Define a prospective validation strategy for the CHA developmental cohort so that future models (brain-only, gene–brain–behaviour, BOM-aligned LLM/VLM) are evaluated on truly held-out data.

High-level plan

  • Retrospective training window: initial waves (e.g., years 1–N of data collection).
  • Prospective validation window: later-enrolled participants and/or later waves (e.g., year N+1 onward).
  • Constraints:
  • Preserve age and diagnosis distributions between train and validation where possible.
  • Avoid leakage across siblings or repeated visits when defining subject-level splits.

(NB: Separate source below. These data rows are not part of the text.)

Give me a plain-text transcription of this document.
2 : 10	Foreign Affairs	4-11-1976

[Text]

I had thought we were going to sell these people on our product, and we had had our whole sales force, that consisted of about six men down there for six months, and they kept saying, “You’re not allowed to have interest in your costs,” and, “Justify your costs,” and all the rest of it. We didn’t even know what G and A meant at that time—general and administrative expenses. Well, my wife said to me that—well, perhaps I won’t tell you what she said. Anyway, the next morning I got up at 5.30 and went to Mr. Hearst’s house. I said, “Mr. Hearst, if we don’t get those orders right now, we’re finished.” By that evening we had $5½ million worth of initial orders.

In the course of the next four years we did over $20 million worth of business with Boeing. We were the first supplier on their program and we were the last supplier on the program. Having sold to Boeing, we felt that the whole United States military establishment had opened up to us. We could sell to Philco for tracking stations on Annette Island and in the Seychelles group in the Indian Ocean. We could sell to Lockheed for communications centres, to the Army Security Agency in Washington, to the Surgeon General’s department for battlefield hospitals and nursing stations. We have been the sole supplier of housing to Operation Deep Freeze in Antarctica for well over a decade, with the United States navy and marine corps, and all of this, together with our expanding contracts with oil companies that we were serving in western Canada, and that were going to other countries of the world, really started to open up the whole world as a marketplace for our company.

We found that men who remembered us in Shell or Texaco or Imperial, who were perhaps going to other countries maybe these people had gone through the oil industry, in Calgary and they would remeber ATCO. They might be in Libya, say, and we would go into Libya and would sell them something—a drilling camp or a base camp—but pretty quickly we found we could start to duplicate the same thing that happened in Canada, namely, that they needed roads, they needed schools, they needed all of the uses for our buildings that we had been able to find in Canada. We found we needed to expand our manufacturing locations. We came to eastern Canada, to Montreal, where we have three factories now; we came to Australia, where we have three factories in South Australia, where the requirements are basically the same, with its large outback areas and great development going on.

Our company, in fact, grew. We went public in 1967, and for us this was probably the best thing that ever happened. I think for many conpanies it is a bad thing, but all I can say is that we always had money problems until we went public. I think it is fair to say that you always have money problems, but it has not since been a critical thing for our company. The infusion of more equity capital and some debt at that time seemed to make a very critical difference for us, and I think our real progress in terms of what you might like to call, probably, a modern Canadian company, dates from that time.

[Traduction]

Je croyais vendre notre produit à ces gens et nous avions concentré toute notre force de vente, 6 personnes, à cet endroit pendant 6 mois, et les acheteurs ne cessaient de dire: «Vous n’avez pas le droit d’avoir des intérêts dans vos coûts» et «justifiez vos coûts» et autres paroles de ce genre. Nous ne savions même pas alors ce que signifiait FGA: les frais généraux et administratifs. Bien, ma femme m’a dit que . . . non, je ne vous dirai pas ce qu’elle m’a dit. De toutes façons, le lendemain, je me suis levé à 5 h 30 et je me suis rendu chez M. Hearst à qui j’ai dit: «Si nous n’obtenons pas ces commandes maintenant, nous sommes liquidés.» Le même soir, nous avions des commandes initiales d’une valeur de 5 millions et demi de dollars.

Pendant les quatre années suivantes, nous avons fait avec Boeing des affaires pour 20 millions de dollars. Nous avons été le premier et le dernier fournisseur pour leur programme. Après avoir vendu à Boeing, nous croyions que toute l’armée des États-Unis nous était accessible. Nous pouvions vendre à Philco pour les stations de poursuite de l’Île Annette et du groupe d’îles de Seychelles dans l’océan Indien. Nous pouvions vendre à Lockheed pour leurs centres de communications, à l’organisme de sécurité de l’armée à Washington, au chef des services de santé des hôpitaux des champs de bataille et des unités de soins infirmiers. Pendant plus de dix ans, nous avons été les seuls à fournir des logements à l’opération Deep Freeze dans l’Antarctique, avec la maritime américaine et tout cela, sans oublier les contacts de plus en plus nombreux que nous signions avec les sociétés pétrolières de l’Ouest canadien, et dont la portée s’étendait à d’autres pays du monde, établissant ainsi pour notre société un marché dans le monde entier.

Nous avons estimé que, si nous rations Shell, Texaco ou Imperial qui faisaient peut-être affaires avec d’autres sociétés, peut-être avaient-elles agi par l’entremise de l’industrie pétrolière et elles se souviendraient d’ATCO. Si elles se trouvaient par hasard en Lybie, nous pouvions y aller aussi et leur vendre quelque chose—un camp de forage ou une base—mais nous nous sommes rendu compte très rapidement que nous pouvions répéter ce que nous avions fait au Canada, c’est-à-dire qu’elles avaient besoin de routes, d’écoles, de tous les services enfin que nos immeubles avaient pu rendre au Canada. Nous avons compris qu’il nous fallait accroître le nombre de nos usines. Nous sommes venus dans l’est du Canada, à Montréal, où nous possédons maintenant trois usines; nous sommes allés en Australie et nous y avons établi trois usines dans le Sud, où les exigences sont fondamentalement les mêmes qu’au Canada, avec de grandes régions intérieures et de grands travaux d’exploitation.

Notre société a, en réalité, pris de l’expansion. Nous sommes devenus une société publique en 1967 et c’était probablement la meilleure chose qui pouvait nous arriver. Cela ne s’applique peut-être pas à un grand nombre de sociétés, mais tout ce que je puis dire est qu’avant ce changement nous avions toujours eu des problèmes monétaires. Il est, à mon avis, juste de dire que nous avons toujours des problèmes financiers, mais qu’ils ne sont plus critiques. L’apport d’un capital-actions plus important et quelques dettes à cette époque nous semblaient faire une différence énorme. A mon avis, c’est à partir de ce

Suggested splits (to refine once data are available)

  1. Temporal split
  2. Train:
    • All subjects enrolled up to a cutoff date (e.g., end of 2027).
  3. Prospective test:
    • Subjects enrolled after the cutoff date (e.g., 2028+).
  4. Rationale:

    • Mimics real-world deployment where models trained on early waves are applied to future patients.
  5. Wave-aware cross-validation

  6. Within the training period, use wave-aware CV (e.g., group by subject ID) so that:
    • Multiple visits for the same child never appear in both train and validation folds.
  7. Target variables:

    • diagnostic status (ASD/ADHD/TD/etc.),
    • cognitive and adaptive trajectories.
  8. Documentation in configs

  9. Prospective split metadata should be referenced from:
    • kb/datasets/cha_dev_longitudinal.yaml (manifest fields once defined).
    • configs/experiments/dev_*.yaml (explicit train_period / test_period notes).

What we can do now (without data)

  • Fix the conceptual split strategy in this document.
  • Ensure all CHA experiment templates:
  • use non-leaky CV (group_by: subject_id where applicable),
  • are written assuming a future prospective test set.
  • Once the cohort is finalized:
  • add concrete sample sizes and calendar cutoffs to this file,
  • and register a canonical manifest strategy in ukb_manifest_stub.yaml-style metadata for CHA.